Destaca que o instrumento contratual traz regras expressas acerca da obrigação da contratada de apresentar os comprovantes de quitação das obrigações trabalhistas de seus empregados.
Sem razão.
Na inicial (ID. 6d378df), alega a reclamante que foi admitida pela primeira reclamada em 10/12/2013, para exercer a função de auxiliar de serviços gerais em benefício da segunda reclamada, sendo demitida sem justo motivo, em 04/07/2016 com afastamento em 02/08/2016, quando percebia por último o salário mensal de R$ 885,00 (oitocentos e oitenta e cinco reais).
A 1ª reclamada - MASAN SERVIÇOS ESPECIALIZADOS LTDA., (ID. D39c7b8) nada alegou sobre a responsabilidade subsidiária.
O ESTADO DO RIO DE JANEIRO, em contestação (ID. c8bc43b), alega que a relação de emprego da reclamante era com a 1ª reclamada - MASAN SERVIÇOS ESPECIALIZADOS LTDA., e não com o Estado do Rio de Janeiro, que não manteve qualquer relação direta com a obreira, apenas tendo firmado com a 1ª reclamada, contrato de prestação de serviços de limpeza de prédio, mobiliário e equipamentos escolares em diversas escolas integrantes da rede estadual de educação, que, entretanto, contém cláusula expressa dispondo sobre a inexistência de qualquer responsabilidade por eventuais débitos trabalhistas da contratada.
Contrato de prestação de serviços de limpeza de prédio, mobiliário e equipagamentos escolares visando a obtenção de adequadas condições de salubridade e higiene firmado entre o Estado do Rio de Janeiro e EMPRESA MASAN SERVIÇOS ESPECIALIZADOS LTDA (ID. 2eed16e).
Nos termos dos arts. 58, III e 67, da Lei nº 8.666/93, o Ente Público ao contratar serviços de terceiros, tem a obrigação de acompanhar e fiscalizar a execução do contrato, devendo, inclusive, nos termos § 3º do art. 116, da mesma Lei, suspender pagamento de parcelas do contrato à contratada inadimplente, sob pena de arcar com a culpa in vigilando, se não o fizer:
Art. 67. A execução do contrato deverá ser acompanhada e fiscalizada por um representante da Administração especialmente designado, permitida a contratação de terceiros para assisti-lo e subsidiá-lo de informações pertinentes a essa atribuição.'
A licitude da contratação não basta, por si só, para afastar da responsabilidade da Administração Pública contratante, verdadeira tomadora dos serviços. A responsabilização subsidiária preconizada pela Súmula 331, IV, do egrégio TST, não depende da constatação da ilicitude da terceirização, mas sim, da comprovação de conduta culposa por parte do tomador de serviços em seu dever de fiscalizá-la.
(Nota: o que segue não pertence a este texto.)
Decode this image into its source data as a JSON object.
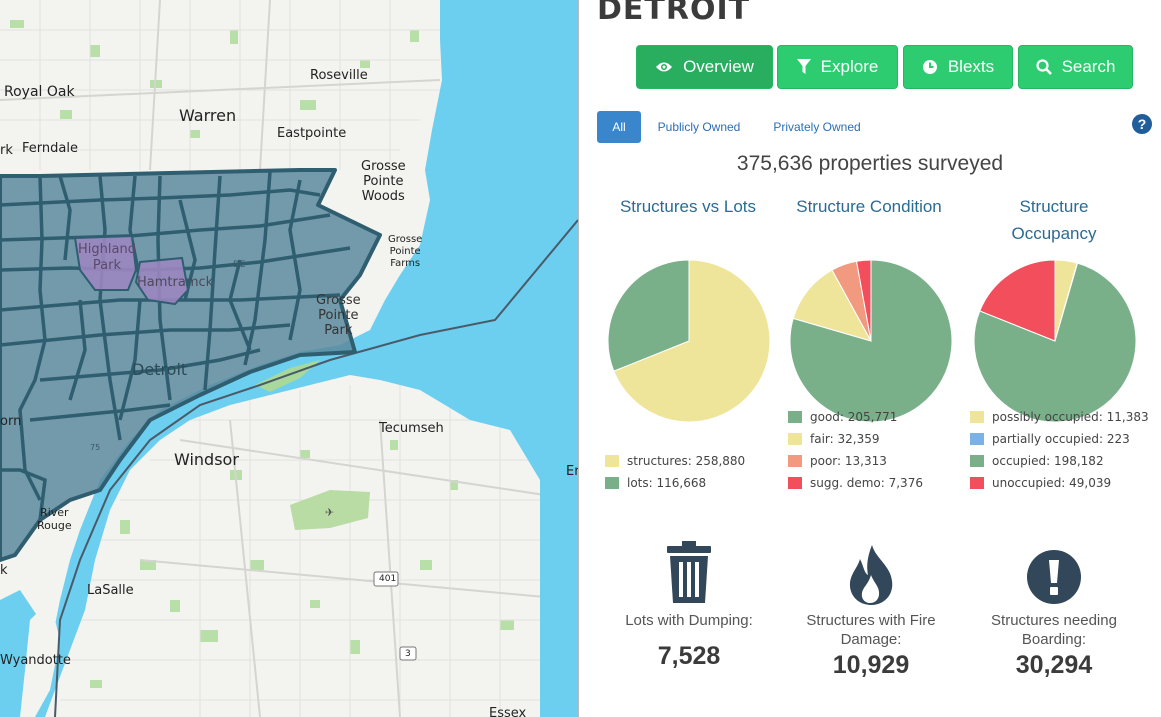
{
  "map": {
    "labels": {
      "royal_oak": "Royal Oak",
      "warren": "Warren",
      "roseville": "Roseville",
      "eastpointe": "Eastpointe",
      "ferndale": "Ferndale",
      "ferndale_prefix": "rk",
      "grosse_pointe_woods": [
        "Grosse",
        "Pointe",
        "Woods"
      ],
      "grosse_pointe_farms": [
        "Grosse",
        "Pointe",
        "Farms"
      ],
      "grosse_pointe_park": [
        "Grosse",
        "Pointe",
        "Park"
      ],
      "highland_park": [
        "Highland",
        "Park"
      ],
      "hamtramck": "Hamtramck",
      "detroit": "Detroit",
      "de": "DE",
      "windsor": "Windsor",
      "tecumseh": "Tecumseh",
      "er": "Er",
      "orn": "orn",
      "river_rouge": [
        "River",
        "Rouge"
      ],
      "k": "k",
      "lasalle": "LaSalle",
      "wyandotte": "Wyandotte",
      "essex": "Essex",
      "hwy_401": "401",
      "hwy_3": "3",
      "hwy_75": "75"
    }
  },
  "panel": {
    "city_title": "DETROIT",
    "nav": [
      {
        "label": "Overview",
        "icon": "eye-icon"
      },
      {
        "label": "Explore",
        "icon": "filter-icon"
      },
      {
        "label": "Blexts",
        "icon": "clock-icon"
      },
      {
        "label": "Search",
        "icon": "search-icon"
      }
    ],
    "filters": [
      {
        "label": "All"
      },
      {
        "label": "Publicly Owned"
      },
      {
        "label": "Privately Owned"
      }
    ],
    "help_label": "?",
    "summary": "375,636 properties surveyed",
    "stats": [
      {
        "label_lines": [
          "Lots with Dumping:"
        ],
        "value": "7,528",
        "icon": "trash-icon"
      },
      {
        "label_lines": [
          "Structures with Fire",
          "Damage:"
        ],
        "value": "10,929",
        "icon": "fire-icon"
      },
      {
        "label_lines": [
          "Structures needing",
          "Boarding:"
        ],
        "value": "30,294",
        "icon": "exclamation-icon"
      }
    ]
  },
  "colors": {
    "green": "#79b08a",
    "yellow": "#efe59a",
    "salmon": "#f19a80",
    "red": "#f24e5c",
    "blue": "#7cb1e6",
    "nav_green": "#2ecc71",
    "water": "#6ccfef",
    "district": "#5c8a9e"
  },
  "chart_data": [
    {
      "type": "pie",
      "title": "Structures vs Lots",
      "labels": [
        "structures",
        "lots"
      ],
      "values": [
        258880,
        116668
      ],
      "value_labels": [
        "258,880",
        "116,668"
      ],
      "colors": [
        "#efe59a",
        "#79b08a"
      ]
    },
    {
      "type": "pie",
      "title": "Structure Condition",
      "labels": [
        "good",
        "fair",
        "poor",
        "sugg. demo"
      ],
      "values": [
        205771,
        32359,
        13313,
        7376
      ],
      "value_labels": [
        "205,771",
        "32,359",
        "13,313",
        "7,376"
      ],
      "colors": [
        "#79b08a",
        "#efe59a",
        "#f19a80",
        "#f24e5c"
      ]
    },
    {
      "type": "pie",
      "title": "Structure Occupancy",
      "labels": [
        "possibly occupied",
        "partially occupied",
        "occupied",
        "unoccupied"
      ],
      "values": [
        11383,
        223,
        198182,
        49039
      ],
      "value_labels": [
        "11,383",
        "223",
        "198,182",
        "49,039"
      ],
      "colors": [
        "#efe59a",
        "#7cb1e6",
        "#79b08a",
        "#f24e5c"
      ]
    }
  ]
}
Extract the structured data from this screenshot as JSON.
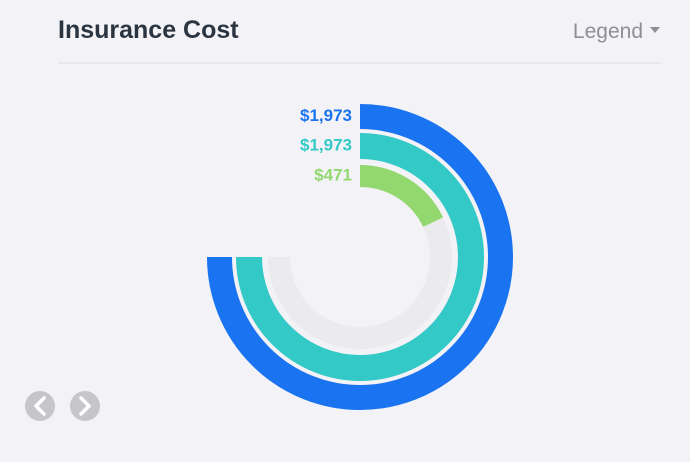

O inadimplemento das obrigações trabalhistas pelo empregador implica na responsabilidade subsidiária do tomador dos serviços, quanto àquelas obrigações, desde que hajam participado da relação processual e constem do título executivo judicial (artigo 71, da Lei nº 8.666/93), conforme alteração do item IV, da súmula nº 331, do TST.
A responsabilidade da administração pública, no entanto, não decorre do mero inadimplemento das obrigações trabalhistas assumidas pela empresa regularmente contratada, devendo ser comprovada sua conduta culposa, nos termos do inciso V, da súmula nº 331, do TST, com nova redação dada pela Resolução 174/2011, em conformidade com a decisão proferida na Ação de Declaração de Constitucionalidade nº 16, do STF, que declarou a constitucionalidade do art. 71, § 1º, da Lei nº 8.666/93, verbis:
(...)
O Plenário do Supremo Tribunal Federal, no julgamento do Recurso Extraordinário (RE) 760931, proferido em 30.03.2017, publicado em 12.09.2017, com repercussão geral, no qual foi apreciada a responsabilidade subsidiária da administração pública por encargos trabalhistas gerados pelo inadimplemento de empresa terceirizada, confirmou o entendimento adotado na Ação de Declaração de Constitucionalidade nº 16, que veda a responsabilização automática da administração pública, cabendo, somente, a condenação quando houver prova inequívoca da conduta omissiva ou comissiva na fiscalização dos contratos.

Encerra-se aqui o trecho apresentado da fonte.